Judge John E. Jones’s opinion in the Dover Area School District case is an excellently clear and trenchant analysis of the issues, exposing the fatuity and disingenuousness of the ID movement both in this particular case and in general. However I found one point in it that left me uneasy. In the Conclusion, on page 136, Jones says “Repeatedly in this trial, Plaintiffs’ scientific experts testified that the theory of evolution represents good science, is overwhelmingly accepted by the scientific community, and that it in no way conflicts with, nor does it deny, the existence of a divine creator [emphasis added].” I have not read the scientific experts’ testimony, and I wonder if Judge Jones has slightly distorted what they said. If they said that the theory of evolution in no way conflicts with the existence of a divine creator, then I must say that I find that claim to be disingenuous. The theory of evolution demolishes the best reason anyone has ever suggested for believing in a divine creator. This does not demonstrate that there is no divine creator, of course, but only shows that if there is one, it (He?) needn’t have bothered to create anything, since natural selection would have taken care of all that. Would the good judge similarly agree that when a defense team in a murder trial shows that the victim died of natural causes, that this in no way conflicts with the state’s contention that the death in question had an author, the accused? What’s the difference?

Gods have been given many job descriptions over the centuries, and science has conflicted with many of them. Astronomy conflicts with the idea of a god, the sun, driving a fiery chariot pulled by winged horses – a divine charioteer. Geology conflicts with the idea of a god who sculpted the Earth a few thousand years ago – a divine planet-former.
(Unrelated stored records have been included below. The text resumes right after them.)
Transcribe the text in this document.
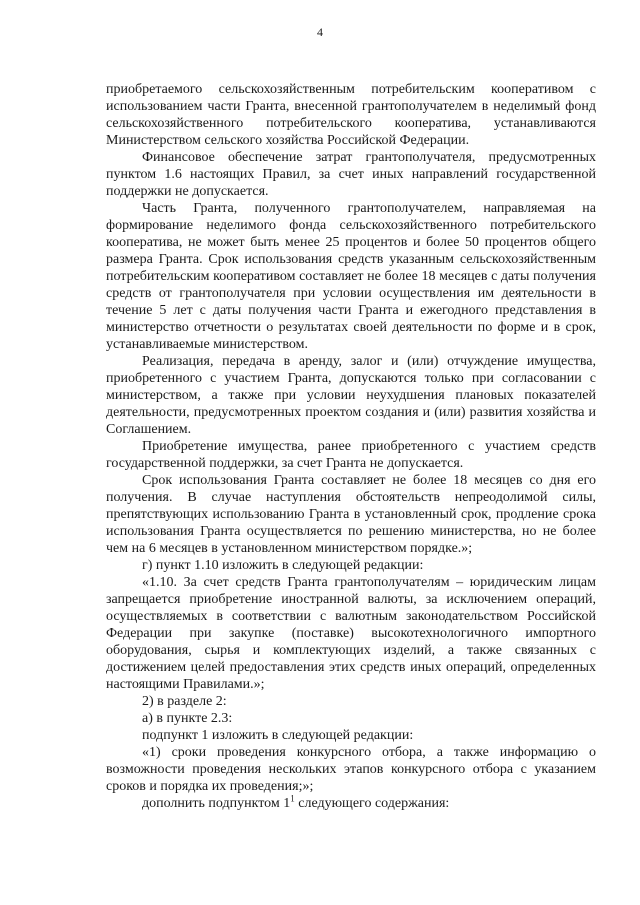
4

приобретаемого сельскохозяйственным потребительским кооперативом с использованием части Гранта, внесенной грантополучателем в неделимый фонд сельскохозяйственного потребительского кооператива, устанавливаются Министерством сельского хозяйства Российской Федерации.

Финансовое обеспечение затрат грантополучателя, предусмотренных пунктом 1.6 настоящих Правил, за счет иных направлений государственной поддержки не допускается.

Часть Гранта, полученного грантополучателем, направляемая на формирование неделимого фонда сельскохозяйственного потребительского кооператива, не может быть менее 25 процентов и более 50 процентов общего размера Гранта. Срок использования средств указанным сельскохозяйственным потребительским кооперативом составляет не более 18 месяцев с даты получения средств от грантополучателя при условии осуществления им деятельности в течение 5 лет с даты получения части Гранта и ежегодного представления в министерство отчетности о результатах своей деятельности по форме и в срок, устанавливаемые министерством.

Реализация, передача в аренду, залог и (или) отчуждение имущества, приобретенного с участием Гранта, допускаются только при согласовании с министерством, а также при условии неухудшения плановых показателей деятельности, предусмотренных проектом создания и (или) развития хозяйства и Соглашением.

Приобретение имущества, ранее приобретенного с участием средств государственной поддержки, за счет Гранта не допускается.

Срок использования Гранта составляет не более 18 месяцев со дня его получения. В случае наступления обстоятельств непреодолимой силы, препятствующих использованию Гранта в установленный срок, продление срока использования Гранта осуществляется по решению министерства, но не более чем на 6 месяцев в установленном министерством порядке.»;

г) пункт 1.10 изложить в следующей редакции:

«1.10. За счет средств Гранта грантополучателям – юридическим лицам запрещается приобретение иностранной валюты, за исключением операций, осуществляемых в соответствии с валютным законодательством Российской Федерации при закупке (поставке) высокотехнологичного импортного оборудования, сырья и комплектующих изделий, а также связанных с достижением целей предоставления этих средств иных операций, определенных настоящими Правилами.»;

2) в разделе 2:

а) в пункте 2.3:

подпункт 1 изложить в следующей редакции:

«1) сроки проведения конкурсного отбора, а также информацию о возможности проведения нескольких этапов конкурсного отбора с указанием сроков и порядка их проведения;»;

дополнить подпунктом $1^1$ следующего содержания:
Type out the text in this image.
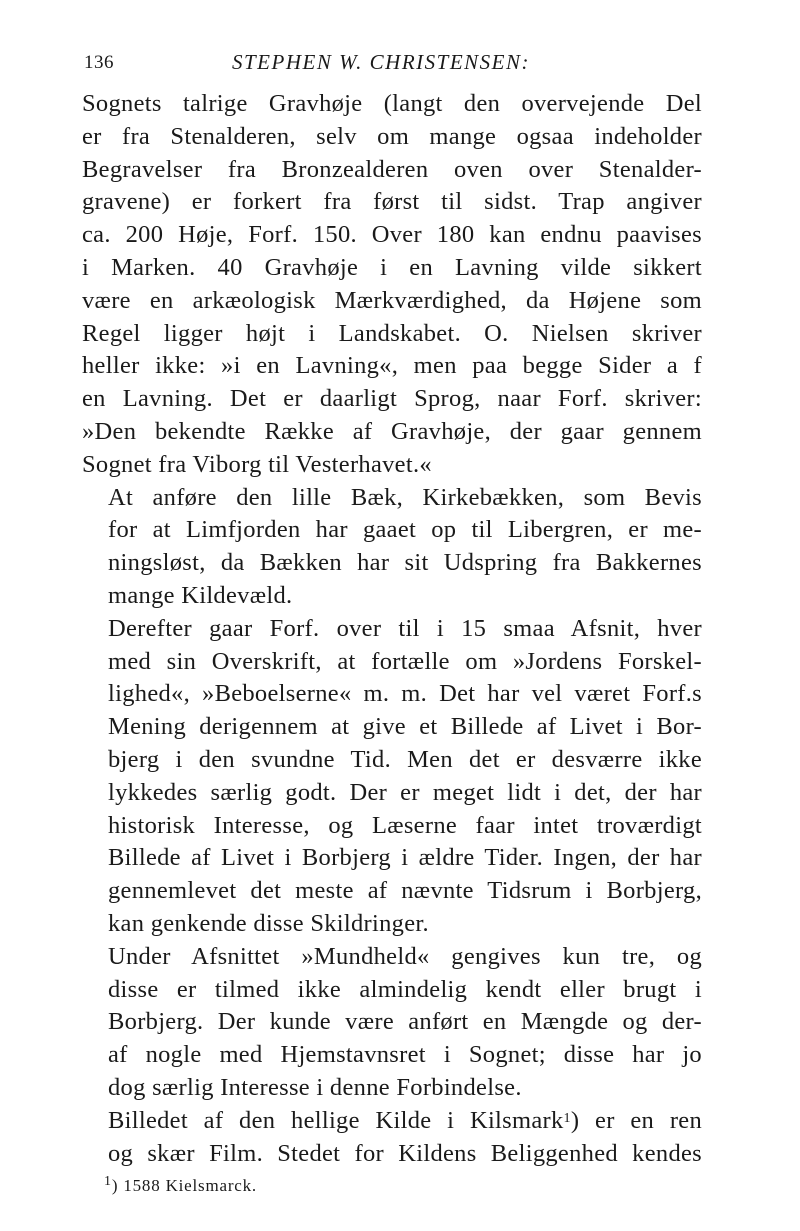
136	STEPHEN W. CHRISTENSEN:

Sognets talrige Gravhøje (langt den overvejende Del
er fra Stenalderen, selv om mange ogsaa indeholder
Begravelser fra Bronzealderen oven over Stenalder-
gravene) er forkert fra først til sidst. Trap angiver
ca. 200 Høje, Forf. 150. Over 180 kan endnu paavises
i Marken. 40 Gravhøje i en Lavning vilde sikkert
være en arkæologisk Mærkværdighed, da Højene som
Regel ligger højt i Landskabet. O. Nielsen skriver
heller ikke: »i en Lavning«, men paa begge Sider a f
en Lavning. Det er daarligt Sprog, naar Forf. skriver:
»Den bekendte Række af Gravhøje, der gaar gennem
Sognet fra Viborg til Vesterhavet.«

At anføre den lille Bæk, Kirkebækken, som Bevis
for at Limfjorden har gaaet op til Libergren, er me-
ningsløst, da Bækken har sit Udspring fra Bakkernes
mange Kildevæld.

Derefter gaar Forf. over til i 15 smaa Afsnit, hver
med sin Overskrift, at fortælle om »Jordens Forskel-
lighed«, »Beboelserne« m. m. Det har vel været Forf.s
Mening derigennem at give et Billede af Livet i Bor-
bjerg i den svundne Tid. Men det er desværre ikke
lykkedes særlig godt. Der er meget lidt i det, der har
historisk Interesse, og Læserne faar intet troværdigt
Billede af Livet i Borbjerg i ældre Tider. Ingen, der har
gennemlevet det meste af nævnte Tidsrum i Borbjerg,
kan genkende disse Skildringer.

Under Afsnittet »Mundheld« gengives kun tre, og
disse er tilmed ikke almindelig kendt eller brugt i
Borbjerg. Der kunde være anført en Mængde og der-
af nogle med Hjemstavnsret i Sognet; disse har jo
dog særlig Interesse i denne Forbindelse.

Billedet af den hellige Kilde i Kilsmark$^1$) er en ren
og skær Film. Stedet for Kildens Beliggenhed kendes

$^1$) 1588 Kielsmarck.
Biology conflicts with the idea of a god who designed and built the different living species and all their working parts – a divine creator. We don’t ban astronomy and geology from science classes because they conflict with those backward religious doctrines, and we should also acknowledge that evolutionary biology does conflict with the idea of a divine creator and nevertheless belongs in science classes because it is good science.

I think that what the expert scientists may have meant was that the theory of evolution by natural selection in no way conflicts with, nor does it deny, the existence of a divine . . . prayer-hearer, or master of ceremonies, or figurehead. That is true. For people who need them, there are still plenty of job descriptions for God that are entirely outside the scope of evolutionary biology.

Daniel Dennett is University Professor and Austin B. Fletcher Professor of Philosophy, and Director of the Center for Cognitive Studies at Tufts University. His many books include Darwin’s Dangerous Idea and Freedom Evolves.

Richard Dawkins

Judge John Jones has given the Founding Fathers the first really good reason to stop spinning in their graves since the Bush junta moved in. It would have been a scandal if any judge had not found against the ID charlatans, but I had expected that he would do so with equivocation: some sort of ‘on-the-one-hand-on-the-other-hand’ consolation prize for the cavemen of creationism. Not a bit of it. Judge Jones rumbled them, correctly described them as liars and sent them packing, with the words “breathtaking inanity” burning in their ears. The fact that this splendid man is a republican has got to be a good sign for the future. I think the great republic has turned a corner this week and is now beginning the slow, painful haul back to its enlightened, secular foundations.

Richard Dawkins is Charles Simonyi Professor of the Public Understanding of Science at Oxford University. His many books include The Blind Watchmaker and The Ancestor’s Tale.